"To była moja wina" - tak Kamil Stoch skomentował niecodzienną sytuację, która miała miejsce przy lądowaniu skoku w pierwszej serii konkursowej sobotnich zawodów Pucharu Świata w Wiśle-Malince. Uszkodził wtedy wiązanie w jednej z nart. Ostatecznie zajął 10. miejsce.
Zawody inaugurujące cykl PŚ w skokach narciarskich wygrał Dawid Kubacki. Piąty był Piotr Żyła.
Popełniłem błąd już na progu. Starałem się potem walczyć, aby skoczyć jak najdalej, o każde pół metra. Przez to lądowanie była takie szarpnięte. Z impetem wylądowałem i wyrwało cały system wiązań - powiedział Stoch.
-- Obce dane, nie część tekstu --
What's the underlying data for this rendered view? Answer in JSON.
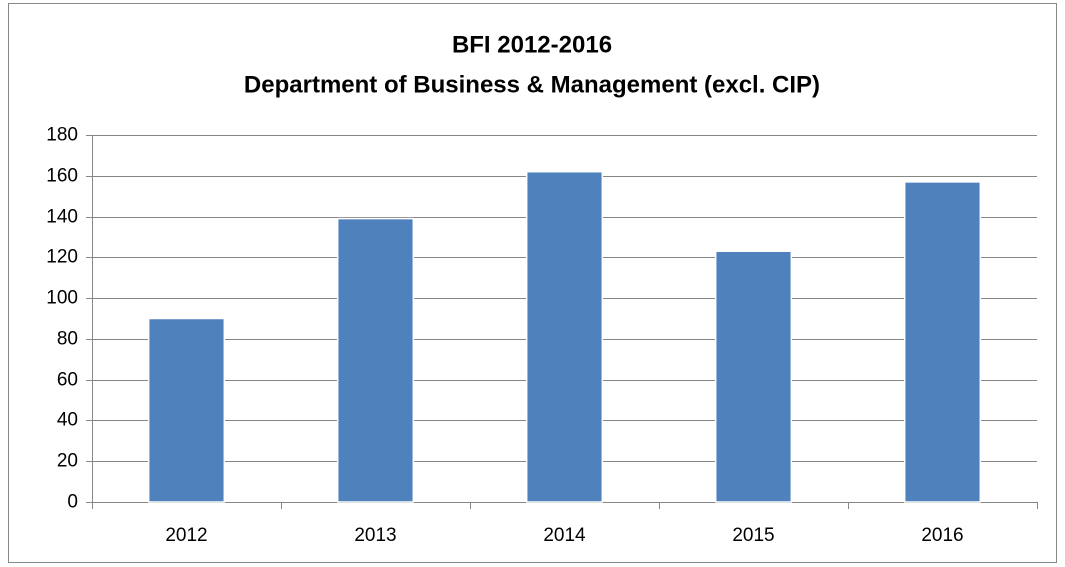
{
  "chart_data": {
    "type": "bar",
    "title": [
      "BFI 2012-2016",
      "Department of Business & Management (excl. CIP)"
    ],
    "categories": [
      "2012",
      "2013",
      "2014",
      "2015",
      "2016"
    ],
    "values": [
      90,
      139,
      162,
      123,
      157
    ],
    "color": "#4f81bd",
    "ylim": [
      0,
      180
    ],
    "yticks": [
      0,
      20,
      40,
      60,
      80,
      100,
      120,
      140,
      160,
      180
    ],
    "grid": true
  }
}
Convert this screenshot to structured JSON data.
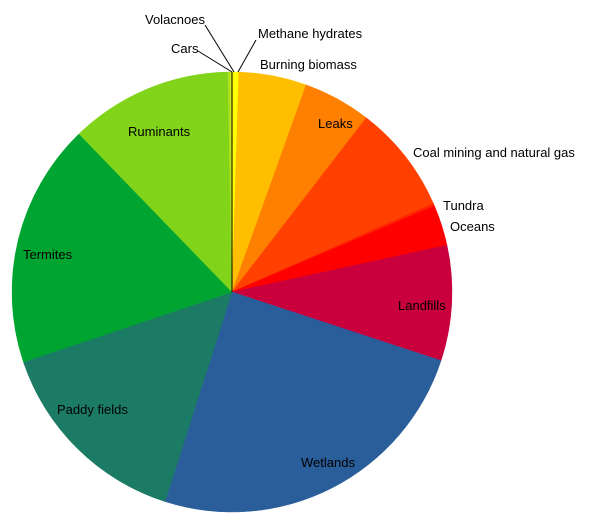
{
  "chart_data": {
    "type": "pie",
    "title": "",
    "start_angle_deg": 0,
    "direction": "clockwise",
    "slices": [
      {
        "label": "Methane hydrates",
        "value": 0.5,
        "color": "#ffff00"
      },
      {
        "label": "Burning biomass",
        "value": 5.0,
        "color": "#ffbf00"
      },
      {
        "label": "Leaks",
        "value": 5.0,
        "color": "#ff8000"
      },
      {
        "label": "Coal mining and natural gas",
        "value": 8.0,
        "color": "#ff4000"
      },
      {
        "label": "Tundra",
        "value": 0.2,
        "color": "#ff2200"
      },
      {
        "label": "Oceans",
        "value": 3.0,
        "color": "#ff0000"
      },
      {
        "label": "Landfills",
        "value": 8.5,
        "color": "#c9003c"
      },
      {
        "label": "Wetlands",
        "value": 25.0,
        "color": "#2a5e9a"
      },
      {
        "label": "Paddy fields",
        "value": 15.0,
        "color": "#1b7b65"
      },
      {
        "label": "Termites",
        "value": 18.0,
        "color": "#00a531"
      },
      {
        "label": "Ruminants",
        "value": 12.0,
        "color": "#81d41a"
      },
      {
        "label": "Cars",
        "value": 0.15,
        "color": "#aade1e"
      },
      {
        "label": "Volacnoes",
        "value": 0.15,
        "color": "#d4ea1c"
      }
    ]
  }
}
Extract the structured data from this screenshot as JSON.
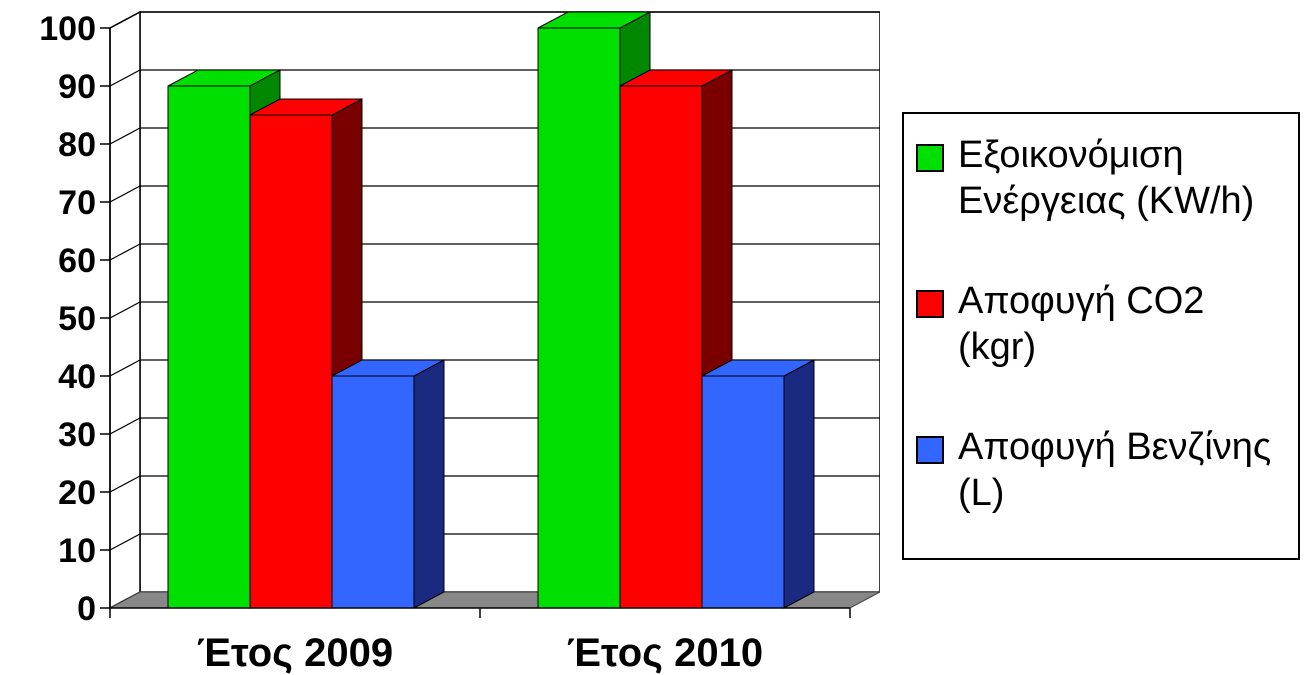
{
  "chart_data": {
    "type": "bar",
    "categories": [
      "Έτος 2009",
      "Έτος 2010"
    ],
    "series": [
      {
        "name": "Εξοικονόμιση Ενέργειας (KW/h)",
        "values": [
          90,
          100
        ],
        "color": "#00e000",
        "side_color": "#008800"
      },
      {
        "name": "Αποφυγή CO2 (kgr)",
        "values": [
          85,
          90
        ],
        "color": "#ff0000",
        "side_color": "#7a0000"
      },
      {
        "name": "Αποφυγή Βενζίνης (L)",
        "values": [
          40,
          40
        ],
        "color": "#3366ff",
        "side_color": "#1a2a80"
      }
    ],
    "yticks": [
      "0",
      "10",
      "20",
      "30",
      "40",
      "50",
      "60",
      "70",
      "80",
      "90",
      "100"
    ],
    "ylim": [
      0,
      100
    ],
    "grid": true,
    "legend_position": "right",
    "title": "",
    "xlabel": "",
    "ylabel": ""
  }
}
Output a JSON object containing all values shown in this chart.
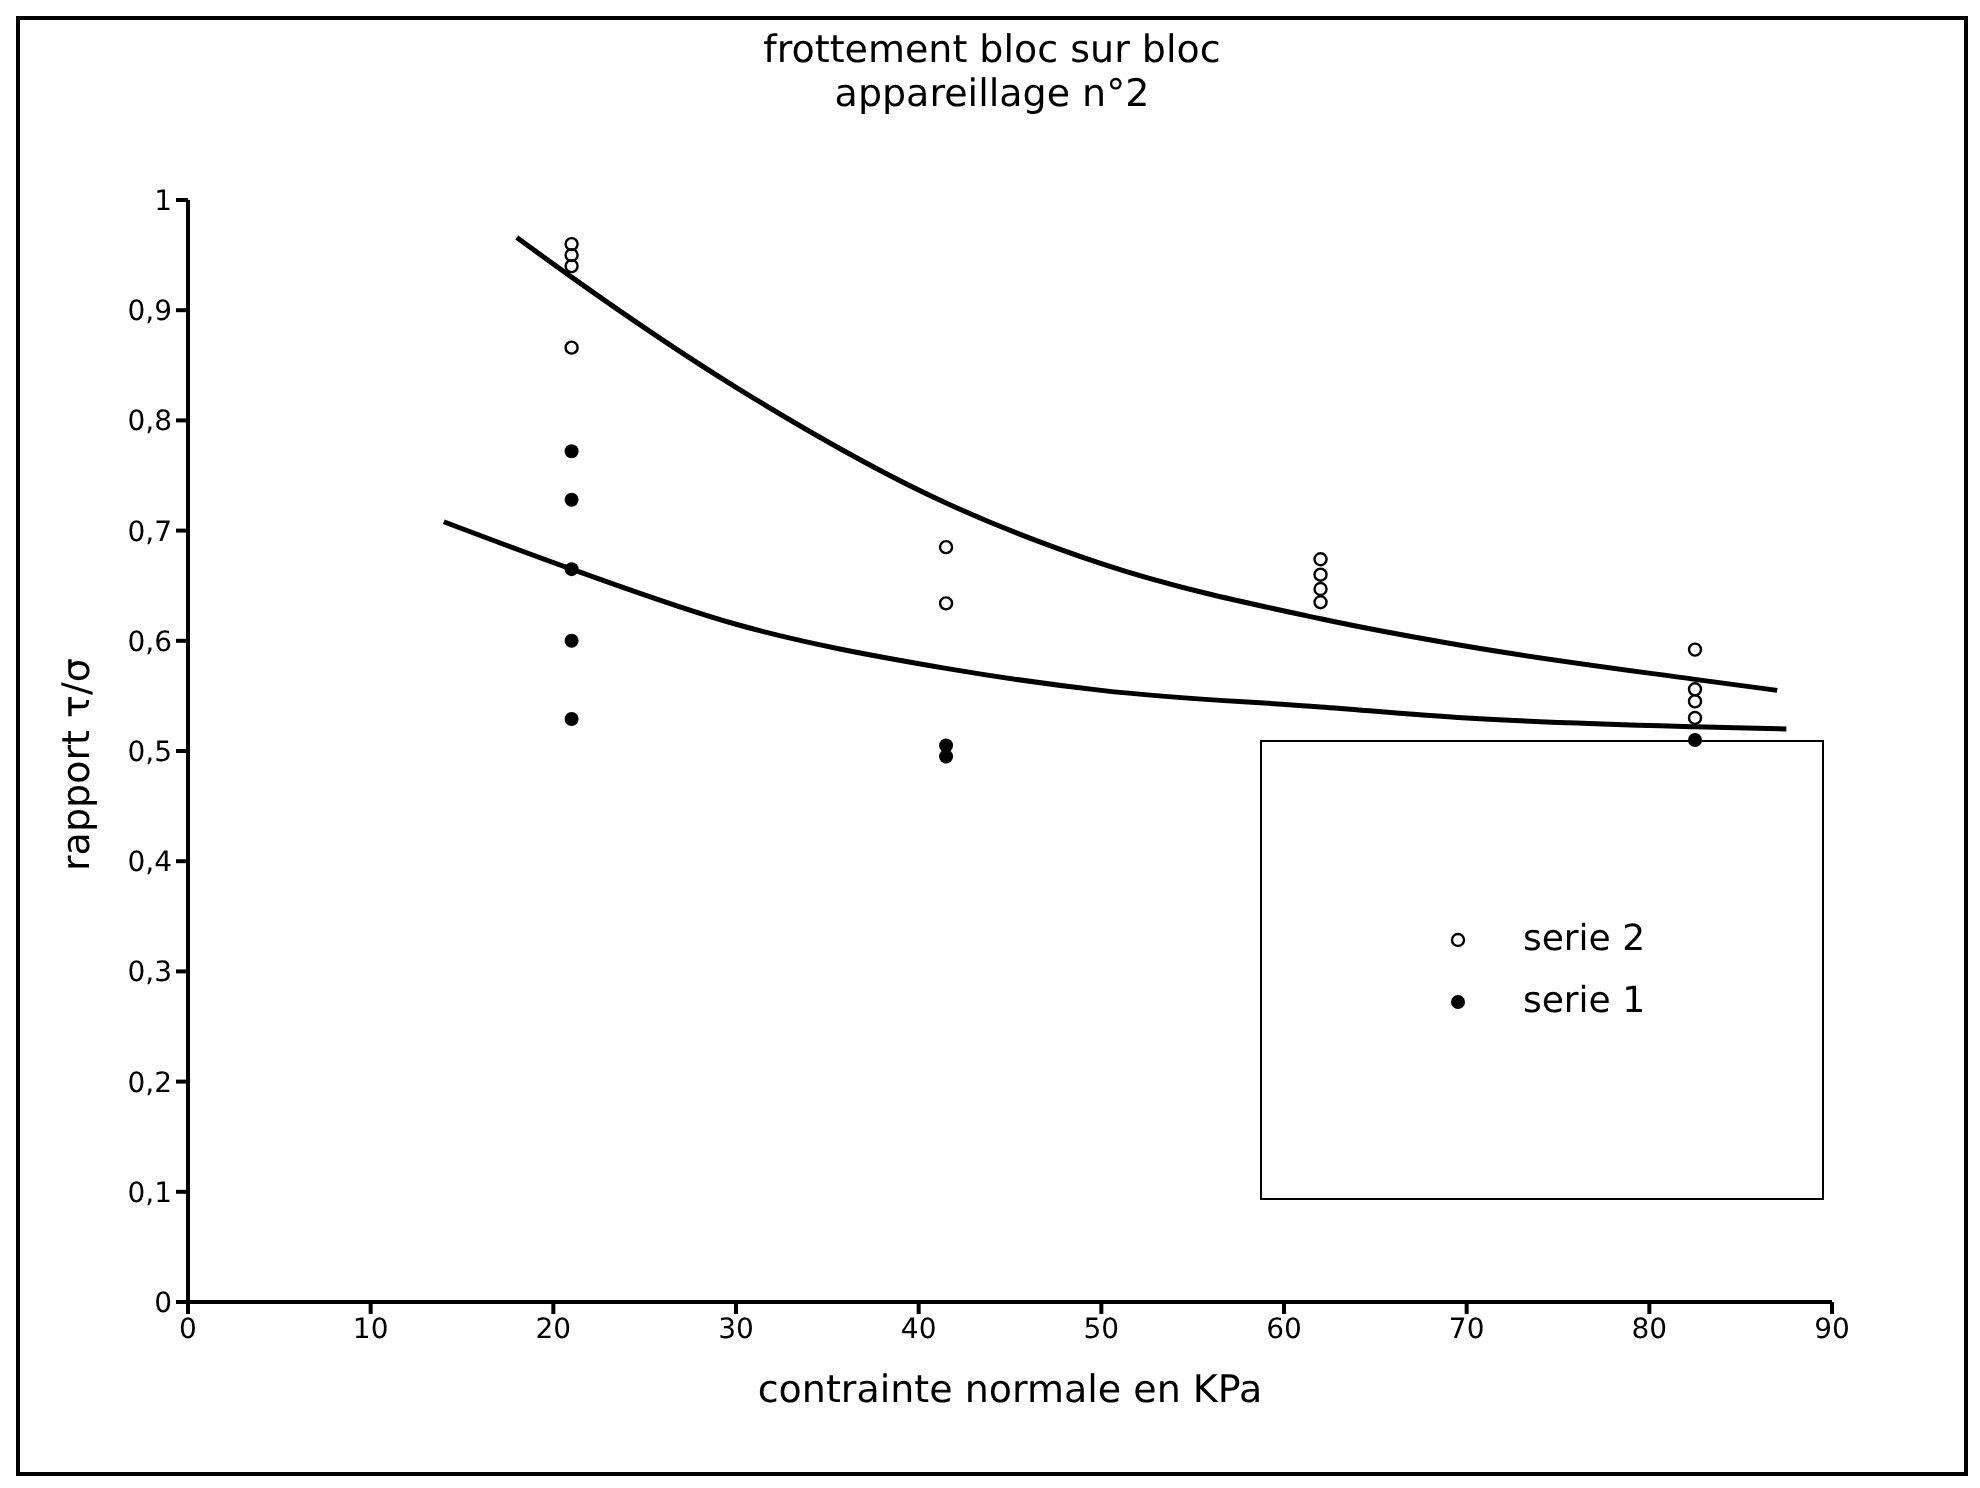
{
  "chart_data": {
    "type": "scatter",
    "title": "frottement bloc sur bloc",
    "subtitle": "appareillage n°2",
    "xlabel": "contrainte normale en KPa",
    "ylabel": "rapport τ/σ",
    "xlim": [
      0,
      90
    ],
    "xticks": [
      0,
      10,
      20,
      30,
      40,
      50,
      60,
      70,
      80,
      90
    ],
    "ylim": [
      0,
      1
    ],
    "yticks": [
      0,
      {
        "value": 0.1,
        "label": "0,1"
      },
      {
        "value": 0.2,
        "label": "0,2"
      },
      {
        "value": 0.3,
        "label": "0,3"
      },
      {
        "value": 0.4,
        "label": "0,4"
      },
      {
        "value": 0.5,
        "label": "0,5"
      },
      {
        "value": 0.6,
        "label": "0,6"
      },
      {
        "value": 0.7,
        "label": "0,7"
      },
      {
        "value": 0.8,
        "label": "0,8"
      },
      {
        "value": 0.9,
        "label": "0,9"
      },
      1
    ],
    "grid": false,
    "legend": "bottom right",
    "series": [
      {
        "name": "serie 2",
        "color": "#000000",
        "marker": "circle",
        "x": [
          21,
          21,
          21,
          21,
          41.5,
          41.5,
          62,
          62,
          62,
          62,
          82.5,
          82.5,
          82.5,
          82.5
        ],
        "values": [
          0.96,
          0.95,
          0.94,
          0.866,
          0.685,
          0.634,
          0.674,
          0.66,
          0.647,
          0.635,
          0.592,
          0.556,
          0.545,
          0.53
        ]
      },
      {
        "name": "serie 1",
        "color": "#000000",
        "marker": "circle",
        "x": [
          21,
          21,
          21,
          21,
          21,
          41.5,
          41.5,
          82.5
        ],
        "values": [
          0.772,
          0.728,
          0.665,
          0.6,
          0.529,
          0.505,
          0.495,
          0.51
        ]
      },
      {
        "type": "line",
        "color": "#000000",
        "marker": "none",
        "x": [
          18,
          21,
          30,
          41.5,
          50,
          62,
          70,
          82.5,
          87
        ],
        "values": [
          0.966,
          0.93,
          0.83,
          0.725,
          0.67,
          0.62,
          0.595,
          0.565,
          0.555
        ]
      },
      {
        "type": "line",
        "color": "#000000",
        "marker": "none",
        "x": [
          14,
          21,
          30,
          41.5,
          50,
          62,
          70,
          82.5,
          87.5
        ],
        "values": [
          0.708,
          0.665,
          0.615,
          0.575,
          0.555,
          0.54,
          0.53,
          0.522,
          0.52
        ]
      }
    ]
  }
}
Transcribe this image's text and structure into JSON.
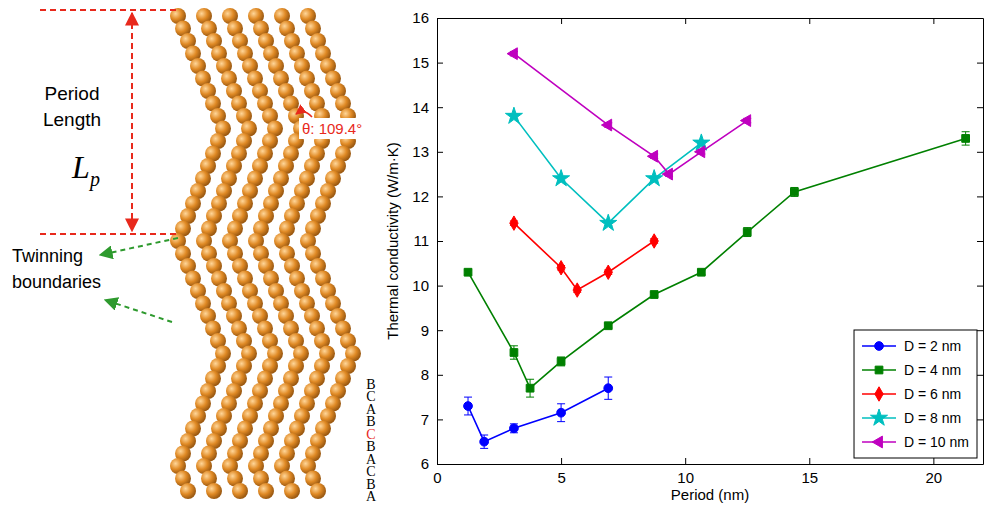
{
  "chart_data": {
    "type": "line",
    "x_label": "Period (nm)",
    "y_label": "Thermal conductivity (W/m·K)",
    "xlim": [
      0,
      22
    ],
    "ylim": [
      6,
      16
    ],
    "xticks": [
      0,
      5,
      10,
      15,
      20
    ],
    "yticks": [
      6,
      7,
      8,
      9,
      10,
      11,
      12,
      13,
      14,
      15,
      16
    ],
    "grid": false,
    "legend": "lower right",
    "series": [
      {
        "name": "D = 2 nm",
        "color": "#0000ff",
        "marker": "circle",
        "x": [
          1.25,
          1.9,
          3.1,
          5.0,
          6.9
        ],
        "values": [
          7.3,
          6.5,
          6.8,
          7.15,
          7.7
        ],
        "errors": [
          0.2,
          0.15,
          0.1,
          0.2,
          0.25
        ]
      },
      {
        "name": "D = 4 nm",
        "color": "#008000",
        "marker": "square",
        "x": [
          1.25,
          3.1,
          3.75,
          5.0,
          6.9,
          8.75,
          10.65,
          12.5,
          14.4,
          21.3
        ],
        "values": [
          10.3,
          8.5,
          7.7,
          8.3,
          9.1,
          9.8,
          10.3,
          11.2,
          12.1,
          13.3
        ],
        "errors": [
          0.05,
          0.15,
          0.2,
          0.1,
          0.05,
          0.05,
          0.05,
          0.1,
          0.1,
          0.15
        ]
      },
      {
        "name": "D = 6 nm",
        "color": "#ff0000",
        "marker": "diamond",
        "x": [
          3.1,
          5.0,
          5.65,
          6.9,
          8.75
        ],
        "values": [
          11.4,
          10.4,
          9.9,
          10.3,
          11.0
        ],
        "errors": [
          0.05,
          0.05,
          0.05,
          0.05,
          0.05
        ]
      },
      {
        "name": "D = 8 nm",
        "color": "#00bfbf",
        "marker": "star",
        "x": [
          3.1,
          5.0,
          6.9,
          8.75,
          10.65
        ],
        "values": [
          13.8,
          12.4,
          11.4,
          12.4,
          13.2
        ],
        "errors": [
          0.05,
          0.05,
          0.05,
          0.05,
          0.05
        ]
      },
      {
        "name": "D = 10 nm",
        "color": "#bf00bf",
        "marker": "triangle-left",
        "x": [
          3.1,
          6.9,
          8.75,
          9.35,
          10.65,
          12.5
        ],
        "values": [
          15.2,
          13.6,
          12.9,
          12.5,
          13.0,
          13.7
        ],
        "errors": [
          0.05,
          0.05,
          0.05,
          0.05,
          0.05,
          0.05
        ]
      }
    ]
  },
  "diagram": {
    "period_label": [
      "Period",
      "Length"
    ],
    "symbol": "L",
    "symbol_sub": "p",
    "angle_label": "θ: 109.4°",
    "boundary_label": [
      "Twinning",
      "boundaries"
    ],
    "stacking": [
      {
        "text": "B",
        "color": "#000000"
      },
      {
        "text": "C",
        "color": "#000000"
      },
      {
        "text": "A",
        "color": "#000000"
      },
      {
        "text": "B",
        "color": "#000000"
      },
      {
        "text": "C",
        "color": "#e8291c"
      },
      {
        "text": "B",
        "color": "#000000"
      },
      {
        "text": "A",
        "color": "#000000"
      },
      {
        "text": "C",
        "color": "#000000"
      },
      {
        "text": "B",
        "color": "#000000"
      },
      {
        "text": "A",
        "color": "#000000"
      }
    ]
  }
}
Wówczas uzyskał 127,5 metrów, zaś w drugiej serii 116,0 m.
W moim odczuciu ten drugi skok był dobry, na taki mnie teraz stać i to jest dla mnie najważniejsze - wskazał i przypomniał, że nie ma wpływu na warunki atmosferyczne, a w trakcie jego lotu nie były zbyt dobre.
Bardzo go cieszy, iż znalazł się w gronie 10 najlepszych zawodników sobotnich zawodów w Wiśle-Malince, gdzie wcześniej dwukrotnie wygrał. Podkreślił, że to oznacza iż sezon rozpoczyna "z wysokiego pułapu". Skoki nie są cały czas idealne - dodał jednak.